You do in every instance where there is existing foul / waste pipework that you cannot confirm the type / specifications of. If in doubt, pipe goes out. As @PeterW says, the boiler PRV is a normally closed valve so no through draft can occur, and if you're that worried about this rather insignificant cold bridge, just cut the pipe off inside, drill back through at 25mm diameter and push a 21.5mm pvc overflow pipe into the wall as a sleeve. Seal that both ends with a suitable sealant. Re-fit the 15mm copper pipe through the sleeve, and fill the gap around the copper pipe with expanding foam at both ends. Problem ( if one actually exists ) solved.

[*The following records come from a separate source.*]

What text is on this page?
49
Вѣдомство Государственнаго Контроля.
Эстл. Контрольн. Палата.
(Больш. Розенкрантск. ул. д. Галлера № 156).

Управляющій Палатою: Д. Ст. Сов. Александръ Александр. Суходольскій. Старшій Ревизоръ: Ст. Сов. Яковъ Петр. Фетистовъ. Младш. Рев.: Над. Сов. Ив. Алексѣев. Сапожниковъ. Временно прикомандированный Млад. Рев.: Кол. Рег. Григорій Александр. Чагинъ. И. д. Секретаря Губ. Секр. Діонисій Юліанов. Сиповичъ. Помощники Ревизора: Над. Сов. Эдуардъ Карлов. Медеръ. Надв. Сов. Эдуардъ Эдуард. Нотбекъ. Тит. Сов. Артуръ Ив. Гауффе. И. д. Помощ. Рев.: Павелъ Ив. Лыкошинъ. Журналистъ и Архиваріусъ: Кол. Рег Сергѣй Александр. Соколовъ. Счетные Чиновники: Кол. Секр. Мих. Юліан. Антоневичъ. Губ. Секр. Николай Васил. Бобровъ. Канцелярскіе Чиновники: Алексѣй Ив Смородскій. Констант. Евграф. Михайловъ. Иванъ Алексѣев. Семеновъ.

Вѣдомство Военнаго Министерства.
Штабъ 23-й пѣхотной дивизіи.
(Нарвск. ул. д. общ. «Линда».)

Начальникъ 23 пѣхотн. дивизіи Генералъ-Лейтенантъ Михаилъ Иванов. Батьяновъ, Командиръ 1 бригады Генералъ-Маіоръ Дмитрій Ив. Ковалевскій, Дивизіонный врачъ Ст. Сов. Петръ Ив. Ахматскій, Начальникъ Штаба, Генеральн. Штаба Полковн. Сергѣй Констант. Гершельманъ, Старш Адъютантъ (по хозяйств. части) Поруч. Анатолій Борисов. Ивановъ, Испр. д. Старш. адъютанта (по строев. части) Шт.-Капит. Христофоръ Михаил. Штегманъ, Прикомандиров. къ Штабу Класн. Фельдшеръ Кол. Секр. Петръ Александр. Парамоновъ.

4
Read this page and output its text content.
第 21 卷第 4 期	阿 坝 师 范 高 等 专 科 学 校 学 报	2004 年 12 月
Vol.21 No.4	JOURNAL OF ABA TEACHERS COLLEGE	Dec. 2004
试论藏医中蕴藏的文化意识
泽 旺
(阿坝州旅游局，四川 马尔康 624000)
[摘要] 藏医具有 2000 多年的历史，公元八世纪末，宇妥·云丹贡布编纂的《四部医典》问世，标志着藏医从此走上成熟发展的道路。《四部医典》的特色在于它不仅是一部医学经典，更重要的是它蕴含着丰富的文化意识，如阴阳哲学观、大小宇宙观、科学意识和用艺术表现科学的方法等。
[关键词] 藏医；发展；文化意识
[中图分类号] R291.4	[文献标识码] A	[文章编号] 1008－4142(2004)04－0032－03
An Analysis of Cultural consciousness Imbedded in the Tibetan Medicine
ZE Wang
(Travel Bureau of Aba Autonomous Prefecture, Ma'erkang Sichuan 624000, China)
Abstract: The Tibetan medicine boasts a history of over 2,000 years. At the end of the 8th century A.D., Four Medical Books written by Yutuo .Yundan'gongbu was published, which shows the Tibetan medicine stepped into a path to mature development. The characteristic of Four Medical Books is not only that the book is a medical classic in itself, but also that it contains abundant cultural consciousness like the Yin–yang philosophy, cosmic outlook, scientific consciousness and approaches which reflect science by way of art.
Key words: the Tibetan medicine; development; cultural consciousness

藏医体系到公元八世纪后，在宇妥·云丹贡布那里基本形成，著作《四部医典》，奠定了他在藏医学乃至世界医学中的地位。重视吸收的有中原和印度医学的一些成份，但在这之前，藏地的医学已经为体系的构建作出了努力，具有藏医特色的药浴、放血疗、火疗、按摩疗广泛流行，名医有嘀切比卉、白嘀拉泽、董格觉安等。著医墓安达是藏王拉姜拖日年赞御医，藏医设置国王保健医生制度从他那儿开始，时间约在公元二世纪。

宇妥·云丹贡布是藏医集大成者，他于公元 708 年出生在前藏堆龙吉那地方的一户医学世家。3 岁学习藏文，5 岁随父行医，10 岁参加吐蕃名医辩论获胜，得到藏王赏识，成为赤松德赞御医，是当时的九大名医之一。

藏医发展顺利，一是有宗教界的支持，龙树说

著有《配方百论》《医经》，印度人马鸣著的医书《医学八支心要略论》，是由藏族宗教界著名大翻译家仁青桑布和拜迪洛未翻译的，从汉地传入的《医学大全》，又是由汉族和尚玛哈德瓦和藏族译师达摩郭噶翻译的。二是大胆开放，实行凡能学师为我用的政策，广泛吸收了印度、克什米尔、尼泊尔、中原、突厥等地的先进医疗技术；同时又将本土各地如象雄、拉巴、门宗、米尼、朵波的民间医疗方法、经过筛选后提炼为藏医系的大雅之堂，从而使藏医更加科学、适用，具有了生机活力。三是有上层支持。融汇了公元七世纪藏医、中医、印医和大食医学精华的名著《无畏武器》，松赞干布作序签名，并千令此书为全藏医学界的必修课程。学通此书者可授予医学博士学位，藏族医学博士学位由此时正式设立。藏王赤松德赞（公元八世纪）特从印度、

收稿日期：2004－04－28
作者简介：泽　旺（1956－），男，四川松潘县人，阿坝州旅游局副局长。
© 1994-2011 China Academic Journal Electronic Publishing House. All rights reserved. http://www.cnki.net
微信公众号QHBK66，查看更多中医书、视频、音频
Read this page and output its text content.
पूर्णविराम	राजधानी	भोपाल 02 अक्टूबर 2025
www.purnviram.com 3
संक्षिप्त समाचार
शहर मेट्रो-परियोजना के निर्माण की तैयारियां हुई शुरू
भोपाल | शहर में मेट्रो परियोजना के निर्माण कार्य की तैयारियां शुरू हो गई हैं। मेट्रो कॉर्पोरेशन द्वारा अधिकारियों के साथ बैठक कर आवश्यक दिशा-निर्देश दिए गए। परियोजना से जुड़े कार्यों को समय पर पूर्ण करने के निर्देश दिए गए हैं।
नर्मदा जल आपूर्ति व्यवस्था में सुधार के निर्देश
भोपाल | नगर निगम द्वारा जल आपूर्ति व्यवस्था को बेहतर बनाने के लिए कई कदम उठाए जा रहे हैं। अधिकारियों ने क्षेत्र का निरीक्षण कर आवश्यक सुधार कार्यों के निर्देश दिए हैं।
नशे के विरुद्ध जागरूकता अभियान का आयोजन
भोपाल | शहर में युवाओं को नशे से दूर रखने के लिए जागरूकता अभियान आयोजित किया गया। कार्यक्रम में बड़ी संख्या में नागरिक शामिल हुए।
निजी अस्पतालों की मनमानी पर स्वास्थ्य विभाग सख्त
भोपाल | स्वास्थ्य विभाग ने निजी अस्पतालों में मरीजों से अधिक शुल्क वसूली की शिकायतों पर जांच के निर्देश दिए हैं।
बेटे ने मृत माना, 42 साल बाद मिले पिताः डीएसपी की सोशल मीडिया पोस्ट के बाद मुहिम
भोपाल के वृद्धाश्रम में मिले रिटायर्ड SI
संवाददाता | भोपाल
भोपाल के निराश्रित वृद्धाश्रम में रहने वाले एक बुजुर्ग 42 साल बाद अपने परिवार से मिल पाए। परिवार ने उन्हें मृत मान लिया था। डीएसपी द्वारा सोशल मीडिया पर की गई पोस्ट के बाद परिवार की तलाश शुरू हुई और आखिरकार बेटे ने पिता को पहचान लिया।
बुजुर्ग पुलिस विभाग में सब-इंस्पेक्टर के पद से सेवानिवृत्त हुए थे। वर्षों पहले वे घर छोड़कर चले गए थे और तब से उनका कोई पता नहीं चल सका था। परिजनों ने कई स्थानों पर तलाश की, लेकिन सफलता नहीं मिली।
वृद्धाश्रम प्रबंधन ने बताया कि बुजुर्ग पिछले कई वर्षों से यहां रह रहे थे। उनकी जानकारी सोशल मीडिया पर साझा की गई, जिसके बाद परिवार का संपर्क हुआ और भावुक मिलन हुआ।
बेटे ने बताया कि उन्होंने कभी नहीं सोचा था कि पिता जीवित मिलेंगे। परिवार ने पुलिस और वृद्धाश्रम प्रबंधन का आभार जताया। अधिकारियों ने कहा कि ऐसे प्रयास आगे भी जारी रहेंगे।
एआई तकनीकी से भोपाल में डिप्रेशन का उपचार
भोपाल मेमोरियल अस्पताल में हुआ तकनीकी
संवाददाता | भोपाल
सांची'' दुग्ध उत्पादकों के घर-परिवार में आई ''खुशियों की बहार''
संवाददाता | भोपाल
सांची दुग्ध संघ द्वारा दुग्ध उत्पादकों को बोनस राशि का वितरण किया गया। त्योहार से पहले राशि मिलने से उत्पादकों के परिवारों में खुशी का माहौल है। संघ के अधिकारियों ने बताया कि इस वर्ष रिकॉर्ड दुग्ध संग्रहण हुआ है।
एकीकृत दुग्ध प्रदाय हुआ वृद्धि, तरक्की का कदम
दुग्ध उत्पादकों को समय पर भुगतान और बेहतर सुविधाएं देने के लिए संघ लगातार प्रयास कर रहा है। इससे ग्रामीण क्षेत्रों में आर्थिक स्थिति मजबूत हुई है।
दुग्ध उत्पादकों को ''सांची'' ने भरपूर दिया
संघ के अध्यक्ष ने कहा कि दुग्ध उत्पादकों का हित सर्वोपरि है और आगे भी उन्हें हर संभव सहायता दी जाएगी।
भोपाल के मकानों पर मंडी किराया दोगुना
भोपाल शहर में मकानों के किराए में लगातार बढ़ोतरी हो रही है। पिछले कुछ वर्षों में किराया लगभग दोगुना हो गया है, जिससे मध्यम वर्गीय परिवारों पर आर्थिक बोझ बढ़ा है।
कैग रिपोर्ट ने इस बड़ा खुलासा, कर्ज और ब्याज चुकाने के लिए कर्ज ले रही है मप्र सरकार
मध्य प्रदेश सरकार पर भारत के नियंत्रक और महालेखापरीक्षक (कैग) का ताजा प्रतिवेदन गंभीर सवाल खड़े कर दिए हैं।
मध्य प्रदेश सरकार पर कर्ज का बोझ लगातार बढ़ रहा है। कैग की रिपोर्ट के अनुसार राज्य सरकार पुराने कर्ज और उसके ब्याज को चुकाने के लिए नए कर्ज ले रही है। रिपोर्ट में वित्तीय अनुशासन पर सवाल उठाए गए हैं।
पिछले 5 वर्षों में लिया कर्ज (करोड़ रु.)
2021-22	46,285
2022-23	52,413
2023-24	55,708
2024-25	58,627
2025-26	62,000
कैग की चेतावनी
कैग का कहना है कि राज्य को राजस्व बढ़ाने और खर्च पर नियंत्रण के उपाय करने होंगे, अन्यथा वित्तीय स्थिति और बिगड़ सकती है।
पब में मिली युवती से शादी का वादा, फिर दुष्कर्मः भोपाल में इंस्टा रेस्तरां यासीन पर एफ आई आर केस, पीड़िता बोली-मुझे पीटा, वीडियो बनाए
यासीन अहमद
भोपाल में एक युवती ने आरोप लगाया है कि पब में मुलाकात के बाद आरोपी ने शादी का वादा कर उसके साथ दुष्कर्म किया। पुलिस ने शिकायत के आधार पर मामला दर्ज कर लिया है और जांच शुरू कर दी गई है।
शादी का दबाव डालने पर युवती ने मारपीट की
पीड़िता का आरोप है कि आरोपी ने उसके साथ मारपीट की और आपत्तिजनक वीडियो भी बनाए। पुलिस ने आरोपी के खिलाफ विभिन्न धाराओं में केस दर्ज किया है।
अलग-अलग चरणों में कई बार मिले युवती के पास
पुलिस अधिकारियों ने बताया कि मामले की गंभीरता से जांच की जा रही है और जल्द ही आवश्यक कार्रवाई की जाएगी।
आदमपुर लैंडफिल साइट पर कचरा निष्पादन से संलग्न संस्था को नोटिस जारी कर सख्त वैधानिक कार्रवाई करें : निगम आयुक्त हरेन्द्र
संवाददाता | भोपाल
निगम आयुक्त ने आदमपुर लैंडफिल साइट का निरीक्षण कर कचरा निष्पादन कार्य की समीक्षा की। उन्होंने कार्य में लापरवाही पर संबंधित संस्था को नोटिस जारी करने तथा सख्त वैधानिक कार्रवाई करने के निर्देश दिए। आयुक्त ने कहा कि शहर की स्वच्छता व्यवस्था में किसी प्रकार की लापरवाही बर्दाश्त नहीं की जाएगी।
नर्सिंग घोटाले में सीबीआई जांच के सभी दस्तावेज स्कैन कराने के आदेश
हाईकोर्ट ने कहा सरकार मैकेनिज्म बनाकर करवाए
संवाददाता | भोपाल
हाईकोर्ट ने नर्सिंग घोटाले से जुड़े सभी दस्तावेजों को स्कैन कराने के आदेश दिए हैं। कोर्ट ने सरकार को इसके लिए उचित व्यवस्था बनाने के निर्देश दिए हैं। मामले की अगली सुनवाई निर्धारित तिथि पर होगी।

Hi. OK, you seem to be all over the place with the replies here, so let me clear a path for you. Incorrect. The heating circuit can easily support an UVC / TS etc, simply by adding 2-port zone valves to split the heating flow and then running that to the heating coil of the storage tank. The downside is that the combi then, ideally, wouldn't be used as the return path for the hot water a) due to the restrictions through the combi plate heat exchanger, and b) because the combi does one job or the other, eg DHW or heating out, not both together. This means that all the time DHW flows through the combi, it will ignore the heating circuit completely thus not maintaining the temp of the UVC. To get 2 showers running simultaneously, and with good flow, you will definitely need to store hot water in an UVC. I would not recommend the pump as with the new cold mains in place you should find things 'sufficient' as is. You'll lose the inherent restrictions, in-built into the DHW gubbings of a combi, by going mains > UVC > outlets, plus the hot and cold feeds to all the mixer outlets will also be balanced by the control group supplied with the UVC. That gives a 22mm outlet to the UVC and a 22mm outlet to cold mixer feeds, both at the same potential. For this setup you will need to plumb the house correctly, with all monoblock taps / mixers etc all piped back to the same place at the UVC. Cold feed appliances, WC's, and DEFFO the outside tap need to be tee'd off the cold mains the second it comes into the house. Ideally the outside tap should come off the rising cold mains before the first domestic stopcock within the property. The combi can be run to the most infrequently used hot tap in the house, and the one open for as little a time period as possible ( probably the cloakroom wash basin ) so the DHW priority when it's in DHW mode is not dominated by that outlet eg it stops servicing heating output to rads / UVC. Ignore the dynamic pressure readings as they are academic, because you can get great performance from a shower with little to zero dynamic pressure. It's flow rate l/p/m that matters here. Plumb the house to have a rising dedicated 22mm cold feed that services the UVC only to maximise performance.